I realize the irony of writing this piece. In writing this I am making a distinction between those that want to ostracize others and those that desire to be inclusive. However, I will readily admit that I suck at following the example of Jesus. In my heart I truly to desire to see others beyond the earthly labels. In my counseling practice, I seek to know the person behind the traditional diagnoses. When I am able to connect with that person, then I lose the distance that is created by the label. The people are no longer “drug addicts”, “homeless”, “mentally ill”, “adulterers”, rich, poor, gay, straight, single, married or anything else. When I am actually able to know the person, I see in them the person who yearns for wholeness. I see the person who desires meaning. I connect with the person who fears being alone. I can connect with those things. I can also identify the places that my clients have experienced love or have shown true self-less love. I can see the places that they fight for justice. I see in them creativity and beauty. All these things I understand as a bit of their creator in them and I seek to help those parts grow. There are times when my work feels very holy.

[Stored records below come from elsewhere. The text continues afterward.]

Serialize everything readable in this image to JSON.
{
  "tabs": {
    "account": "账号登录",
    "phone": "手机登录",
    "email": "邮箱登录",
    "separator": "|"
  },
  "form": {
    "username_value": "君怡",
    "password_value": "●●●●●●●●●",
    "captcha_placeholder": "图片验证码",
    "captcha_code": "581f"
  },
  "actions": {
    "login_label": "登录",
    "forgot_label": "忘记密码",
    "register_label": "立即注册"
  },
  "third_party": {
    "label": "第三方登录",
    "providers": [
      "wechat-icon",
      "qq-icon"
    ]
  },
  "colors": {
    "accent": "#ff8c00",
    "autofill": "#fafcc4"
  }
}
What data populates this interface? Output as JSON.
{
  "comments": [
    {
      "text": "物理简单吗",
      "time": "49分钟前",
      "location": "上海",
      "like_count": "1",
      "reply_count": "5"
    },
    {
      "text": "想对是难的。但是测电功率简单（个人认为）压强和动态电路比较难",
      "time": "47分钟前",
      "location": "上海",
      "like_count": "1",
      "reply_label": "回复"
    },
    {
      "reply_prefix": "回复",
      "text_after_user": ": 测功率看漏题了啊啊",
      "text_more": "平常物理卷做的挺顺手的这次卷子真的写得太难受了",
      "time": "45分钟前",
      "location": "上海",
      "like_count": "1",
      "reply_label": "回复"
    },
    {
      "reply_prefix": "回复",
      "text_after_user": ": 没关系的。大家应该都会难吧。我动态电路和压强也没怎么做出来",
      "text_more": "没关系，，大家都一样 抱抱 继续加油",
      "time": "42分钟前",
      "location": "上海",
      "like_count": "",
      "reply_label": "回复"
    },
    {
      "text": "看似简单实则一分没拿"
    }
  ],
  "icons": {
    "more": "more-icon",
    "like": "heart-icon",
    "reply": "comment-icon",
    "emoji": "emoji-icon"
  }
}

However, I leave my office and I curse the jackass who is tailgating me down the interstate. I feel angry when I see people intentionally hurt one another or attempt exercise control over others. I regularly feel impatient. I get my feelings hurt and respond with anger. I am a long way from achieving the ideal of being Christ-like. I am grateful for the grace of God that allows me to get up each morning and try again. When I am aware of my own struggles and the ways I hurt others, I can hardly stand in judgment of another person who is also on a spiritual journey. This, I guess, is why I feel frustration when I see people who claim to follow the same Christ I do, seeking to condemn others, alienate others, or hurt others with whom they do not agree for some reason. Let us seek something better. Let us show our distinction as the Disciples of Christ by our love (John 13:35). For when we love one another, only then do we truly fulfill the law of God (Rom.13:8).